Building Community and Kindness
What can kindness look like? What can we do to spread acts of kindness? How can we lead others to “choose kind”? Our young leaders in student government asked themselves these questions as a result of our school’s reading of Wonder by R.J. Palacio. The book was our faculty summer read. In September, students were greeted with a bulletin board displaying the words “When given the choice between being right and being kind, choose kind,” a quote made famous by the book. Teachers shared the book with students as a read-aloud through the year, and the resultant conversations took place during Darchei Noam, our social-emotional development curriculum. Kindness quickly took root. Students brought in personal copies of Wonder to read on their own. Families purchased the book at our book fairs.
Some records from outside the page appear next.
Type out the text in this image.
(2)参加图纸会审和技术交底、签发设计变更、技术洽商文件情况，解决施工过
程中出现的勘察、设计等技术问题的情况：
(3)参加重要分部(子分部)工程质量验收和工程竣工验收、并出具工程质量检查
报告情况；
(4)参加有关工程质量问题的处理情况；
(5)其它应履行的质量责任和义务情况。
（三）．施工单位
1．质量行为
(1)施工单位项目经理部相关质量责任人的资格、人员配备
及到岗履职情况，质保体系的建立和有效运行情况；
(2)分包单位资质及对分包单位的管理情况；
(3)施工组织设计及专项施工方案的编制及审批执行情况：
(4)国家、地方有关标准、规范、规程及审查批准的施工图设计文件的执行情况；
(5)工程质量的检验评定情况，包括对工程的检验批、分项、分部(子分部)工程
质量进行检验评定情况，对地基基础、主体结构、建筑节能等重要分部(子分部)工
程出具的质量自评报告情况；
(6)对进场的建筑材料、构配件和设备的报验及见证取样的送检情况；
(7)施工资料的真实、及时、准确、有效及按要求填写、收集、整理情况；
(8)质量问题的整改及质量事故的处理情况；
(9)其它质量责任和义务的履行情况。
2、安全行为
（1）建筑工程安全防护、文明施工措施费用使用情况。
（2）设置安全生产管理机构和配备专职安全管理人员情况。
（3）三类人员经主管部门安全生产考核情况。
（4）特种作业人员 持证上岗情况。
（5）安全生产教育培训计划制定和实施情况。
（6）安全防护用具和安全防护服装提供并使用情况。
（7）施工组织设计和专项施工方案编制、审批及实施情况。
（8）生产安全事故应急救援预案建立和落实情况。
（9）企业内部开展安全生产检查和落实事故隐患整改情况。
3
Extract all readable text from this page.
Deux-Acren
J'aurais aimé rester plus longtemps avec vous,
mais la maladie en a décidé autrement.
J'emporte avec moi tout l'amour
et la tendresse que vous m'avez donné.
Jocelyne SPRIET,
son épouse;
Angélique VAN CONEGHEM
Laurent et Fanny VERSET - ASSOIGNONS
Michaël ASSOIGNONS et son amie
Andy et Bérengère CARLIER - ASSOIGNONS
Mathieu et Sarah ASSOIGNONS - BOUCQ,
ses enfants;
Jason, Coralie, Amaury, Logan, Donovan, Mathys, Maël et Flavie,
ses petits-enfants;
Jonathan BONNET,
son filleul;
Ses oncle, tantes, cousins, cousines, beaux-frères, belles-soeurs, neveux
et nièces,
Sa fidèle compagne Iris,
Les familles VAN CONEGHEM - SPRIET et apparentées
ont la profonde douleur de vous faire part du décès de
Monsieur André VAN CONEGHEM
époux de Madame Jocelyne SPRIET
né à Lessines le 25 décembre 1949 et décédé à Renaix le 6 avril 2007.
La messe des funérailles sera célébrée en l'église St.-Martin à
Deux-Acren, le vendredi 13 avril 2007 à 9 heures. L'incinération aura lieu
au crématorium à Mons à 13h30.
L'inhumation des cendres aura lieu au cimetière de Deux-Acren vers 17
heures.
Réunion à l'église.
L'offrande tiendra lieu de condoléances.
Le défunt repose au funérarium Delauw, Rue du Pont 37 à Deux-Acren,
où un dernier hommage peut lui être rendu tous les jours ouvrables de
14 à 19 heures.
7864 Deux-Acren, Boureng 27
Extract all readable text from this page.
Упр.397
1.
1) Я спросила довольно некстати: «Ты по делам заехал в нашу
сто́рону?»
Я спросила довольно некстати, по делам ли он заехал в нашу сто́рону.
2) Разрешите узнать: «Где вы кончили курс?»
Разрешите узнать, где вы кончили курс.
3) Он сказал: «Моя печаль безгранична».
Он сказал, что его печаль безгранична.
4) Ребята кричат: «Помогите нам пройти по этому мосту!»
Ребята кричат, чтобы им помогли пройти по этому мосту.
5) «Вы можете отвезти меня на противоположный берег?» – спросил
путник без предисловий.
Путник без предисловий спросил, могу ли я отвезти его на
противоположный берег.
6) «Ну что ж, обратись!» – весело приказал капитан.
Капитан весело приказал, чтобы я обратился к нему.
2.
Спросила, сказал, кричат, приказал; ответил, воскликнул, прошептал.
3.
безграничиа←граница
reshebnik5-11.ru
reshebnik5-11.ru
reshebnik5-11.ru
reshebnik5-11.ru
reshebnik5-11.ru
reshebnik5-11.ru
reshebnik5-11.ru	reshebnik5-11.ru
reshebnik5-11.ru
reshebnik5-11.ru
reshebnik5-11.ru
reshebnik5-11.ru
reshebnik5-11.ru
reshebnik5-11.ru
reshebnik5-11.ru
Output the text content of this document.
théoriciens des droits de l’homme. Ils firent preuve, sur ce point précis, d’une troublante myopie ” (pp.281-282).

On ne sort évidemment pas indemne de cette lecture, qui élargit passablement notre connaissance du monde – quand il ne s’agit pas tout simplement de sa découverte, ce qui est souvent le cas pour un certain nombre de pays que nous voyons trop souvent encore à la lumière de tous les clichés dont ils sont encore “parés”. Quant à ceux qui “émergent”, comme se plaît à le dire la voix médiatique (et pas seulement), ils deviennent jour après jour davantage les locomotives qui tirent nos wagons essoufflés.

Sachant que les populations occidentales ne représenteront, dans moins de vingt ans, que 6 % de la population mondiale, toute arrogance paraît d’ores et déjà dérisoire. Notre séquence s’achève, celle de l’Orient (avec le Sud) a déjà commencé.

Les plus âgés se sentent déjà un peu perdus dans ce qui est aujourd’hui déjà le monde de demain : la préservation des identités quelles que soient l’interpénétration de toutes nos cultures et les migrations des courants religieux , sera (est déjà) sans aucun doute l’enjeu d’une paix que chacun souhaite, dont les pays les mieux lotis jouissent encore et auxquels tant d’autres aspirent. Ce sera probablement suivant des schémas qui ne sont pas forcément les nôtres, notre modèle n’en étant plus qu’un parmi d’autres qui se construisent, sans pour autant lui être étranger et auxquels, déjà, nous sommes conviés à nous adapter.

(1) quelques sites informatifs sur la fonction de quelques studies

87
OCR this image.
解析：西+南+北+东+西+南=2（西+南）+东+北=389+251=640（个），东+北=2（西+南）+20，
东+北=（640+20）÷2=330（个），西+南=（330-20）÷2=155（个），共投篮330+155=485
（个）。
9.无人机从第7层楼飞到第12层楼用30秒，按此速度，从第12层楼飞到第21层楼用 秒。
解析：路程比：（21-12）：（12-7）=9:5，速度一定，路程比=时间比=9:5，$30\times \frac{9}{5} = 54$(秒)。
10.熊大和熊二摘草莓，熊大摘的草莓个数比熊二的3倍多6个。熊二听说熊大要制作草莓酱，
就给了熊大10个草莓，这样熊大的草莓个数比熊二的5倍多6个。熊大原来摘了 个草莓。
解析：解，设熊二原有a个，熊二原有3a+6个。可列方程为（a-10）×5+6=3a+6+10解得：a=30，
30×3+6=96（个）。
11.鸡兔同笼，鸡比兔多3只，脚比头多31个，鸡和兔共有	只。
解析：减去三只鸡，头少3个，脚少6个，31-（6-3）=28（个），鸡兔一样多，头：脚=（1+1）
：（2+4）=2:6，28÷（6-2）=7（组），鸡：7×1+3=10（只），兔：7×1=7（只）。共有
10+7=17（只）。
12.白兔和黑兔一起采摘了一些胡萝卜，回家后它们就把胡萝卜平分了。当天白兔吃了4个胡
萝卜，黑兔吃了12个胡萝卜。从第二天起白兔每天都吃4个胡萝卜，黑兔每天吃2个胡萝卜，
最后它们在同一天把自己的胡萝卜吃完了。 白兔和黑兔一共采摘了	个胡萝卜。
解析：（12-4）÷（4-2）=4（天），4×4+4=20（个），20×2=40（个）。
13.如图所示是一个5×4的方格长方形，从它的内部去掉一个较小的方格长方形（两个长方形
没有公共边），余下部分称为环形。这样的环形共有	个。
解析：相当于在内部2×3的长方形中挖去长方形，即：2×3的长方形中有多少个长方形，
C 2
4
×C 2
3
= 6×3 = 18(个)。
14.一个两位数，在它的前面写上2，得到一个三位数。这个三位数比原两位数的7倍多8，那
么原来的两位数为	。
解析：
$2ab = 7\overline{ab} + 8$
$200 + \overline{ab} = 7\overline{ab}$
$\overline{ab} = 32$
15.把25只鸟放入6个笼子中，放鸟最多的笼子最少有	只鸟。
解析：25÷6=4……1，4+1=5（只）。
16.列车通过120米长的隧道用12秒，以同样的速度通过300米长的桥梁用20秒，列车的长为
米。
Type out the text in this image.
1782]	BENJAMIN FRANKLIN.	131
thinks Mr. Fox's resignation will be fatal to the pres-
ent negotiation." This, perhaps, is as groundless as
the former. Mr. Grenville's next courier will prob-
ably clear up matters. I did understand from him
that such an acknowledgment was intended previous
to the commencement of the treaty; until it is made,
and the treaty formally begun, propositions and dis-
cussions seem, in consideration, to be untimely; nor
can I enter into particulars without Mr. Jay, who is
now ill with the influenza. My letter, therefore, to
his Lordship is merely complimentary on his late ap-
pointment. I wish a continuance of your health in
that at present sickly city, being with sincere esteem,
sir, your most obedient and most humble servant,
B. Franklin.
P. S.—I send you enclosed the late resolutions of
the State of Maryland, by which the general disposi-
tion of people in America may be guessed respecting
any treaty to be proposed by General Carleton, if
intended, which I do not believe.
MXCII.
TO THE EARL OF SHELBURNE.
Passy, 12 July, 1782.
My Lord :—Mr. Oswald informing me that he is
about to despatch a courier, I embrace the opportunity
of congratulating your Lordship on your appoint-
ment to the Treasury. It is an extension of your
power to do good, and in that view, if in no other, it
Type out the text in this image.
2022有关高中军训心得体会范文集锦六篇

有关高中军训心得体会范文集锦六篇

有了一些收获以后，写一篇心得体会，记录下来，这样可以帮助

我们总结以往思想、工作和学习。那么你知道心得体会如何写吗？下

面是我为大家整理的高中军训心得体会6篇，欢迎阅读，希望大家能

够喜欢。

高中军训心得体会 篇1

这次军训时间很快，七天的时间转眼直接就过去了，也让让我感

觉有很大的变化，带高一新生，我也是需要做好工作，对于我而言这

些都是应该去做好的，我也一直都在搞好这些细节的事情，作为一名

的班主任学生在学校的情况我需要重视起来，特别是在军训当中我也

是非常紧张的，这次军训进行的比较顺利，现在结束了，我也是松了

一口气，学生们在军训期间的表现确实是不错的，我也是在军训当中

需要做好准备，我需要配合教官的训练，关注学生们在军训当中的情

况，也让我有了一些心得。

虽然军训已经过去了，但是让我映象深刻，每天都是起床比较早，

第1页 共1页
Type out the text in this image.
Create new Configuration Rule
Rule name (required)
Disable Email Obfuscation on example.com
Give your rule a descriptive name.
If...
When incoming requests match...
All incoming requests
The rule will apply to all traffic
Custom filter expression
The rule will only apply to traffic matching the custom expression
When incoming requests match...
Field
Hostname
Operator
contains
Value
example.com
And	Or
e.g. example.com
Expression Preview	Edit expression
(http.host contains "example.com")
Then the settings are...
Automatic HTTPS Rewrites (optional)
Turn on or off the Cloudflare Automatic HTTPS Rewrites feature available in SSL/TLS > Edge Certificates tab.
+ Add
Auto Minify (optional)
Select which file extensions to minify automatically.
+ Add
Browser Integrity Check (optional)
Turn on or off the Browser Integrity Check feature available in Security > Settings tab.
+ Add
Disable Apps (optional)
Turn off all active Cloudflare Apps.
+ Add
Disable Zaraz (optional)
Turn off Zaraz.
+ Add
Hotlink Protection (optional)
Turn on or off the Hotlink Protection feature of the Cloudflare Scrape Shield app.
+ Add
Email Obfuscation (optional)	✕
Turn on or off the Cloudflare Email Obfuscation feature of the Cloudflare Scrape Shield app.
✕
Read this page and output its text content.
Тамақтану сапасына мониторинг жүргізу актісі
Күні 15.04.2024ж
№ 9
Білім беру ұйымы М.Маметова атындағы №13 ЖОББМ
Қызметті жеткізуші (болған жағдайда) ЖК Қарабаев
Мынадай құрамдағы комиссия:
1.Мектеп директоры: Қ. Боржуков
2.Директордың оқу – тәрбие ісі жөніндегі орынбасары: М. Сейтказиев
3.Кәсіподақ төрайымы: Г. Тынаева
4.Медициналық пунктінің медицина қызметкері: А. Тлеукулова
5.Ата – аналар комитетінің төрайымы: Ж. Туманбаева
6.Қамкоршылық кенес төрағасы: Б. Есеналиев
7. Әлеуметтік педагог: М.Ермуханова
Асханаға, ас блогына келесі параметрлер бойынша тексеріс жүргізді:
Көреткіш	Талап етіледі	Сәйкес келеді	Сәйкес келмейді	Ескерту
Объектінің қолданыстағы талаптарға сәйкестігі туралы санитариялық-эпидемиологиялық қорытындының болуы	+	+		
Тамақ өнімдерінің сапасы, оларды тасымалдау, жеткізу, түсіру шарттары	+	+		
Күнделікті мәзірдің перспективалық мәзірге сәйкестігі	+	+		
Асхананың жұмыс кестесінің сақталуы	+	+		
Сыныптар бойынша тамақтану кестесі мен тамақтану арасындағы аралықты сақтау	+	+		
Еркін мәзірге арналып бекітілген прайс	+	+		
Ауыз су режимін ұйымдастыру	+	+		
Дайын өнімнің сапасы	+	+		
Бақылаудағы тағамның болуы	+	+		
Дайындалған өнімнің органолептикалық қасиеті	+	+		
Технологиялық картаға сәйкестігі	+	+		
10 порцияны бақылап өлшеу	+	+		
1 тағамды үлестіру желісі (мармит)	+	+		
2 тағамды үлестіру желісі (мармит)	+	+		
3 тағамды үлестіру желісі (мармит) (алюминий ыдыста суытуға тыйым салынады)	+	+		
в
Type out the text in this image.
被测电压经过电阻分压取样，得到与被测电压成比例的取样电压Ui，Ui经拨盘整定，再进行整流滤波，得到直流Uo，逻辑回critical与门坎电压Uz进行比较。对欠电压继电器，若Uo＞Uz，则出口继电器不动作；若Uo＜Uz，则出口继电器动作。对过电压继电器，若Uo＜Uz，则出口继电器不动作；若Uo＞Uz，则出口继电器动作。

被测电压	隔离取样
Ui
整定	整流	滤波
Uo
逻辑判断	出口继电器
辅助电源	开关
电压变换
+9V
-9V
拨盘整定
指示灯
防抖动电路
Teachers challenged students to write original precepts and posted them around school.
Our student government was moved by what was taking place and wanted to take on kindness as a theme for their work. After being inspired by a “Kindness Generator” shown to them by our makerspace teacher, they began to brainstorm how to move beyond talking. Enter coding. All students at Perelman learn to code. As a modality of creative expression, we consider coding to be as valuable a skill as writing.
Our student leaders got to work on a coding project to help others actively “choose kind.” Using Scratch, a visual programming language created by the Lifelong Kindergarten group at the MIT Media Lab, students created an interactive game called The Kindness Wheel. A single click causes an animated wheel to spin several times, then randomly stop at a “spoke” labeled with an act of kindness (like “Hold the door” or “Make a new friend”). Student leaders spent meetings identifying ways for our community to be kind, creating the art and writing the code. The students decided that the best way to share their work was to record this game in action and include it in their weekly video to the school community, thereby announcing the “Kind” for the week.
This tool now exists for our new student leaders. Who is to say if they will use it exactly as designed? Maybe they will change the art. Maybe they will “look under the hood” and adjust the code so others experience it directly as a video game. Perhaps they’ll develop a different tool to help others be kind. The beauty of this project is that students used their coding skills to create a personally meaningful project. The deep, creative thinking that came as a result of the values and skills our community upholds and puts into action lives beyond this one group of young leaders.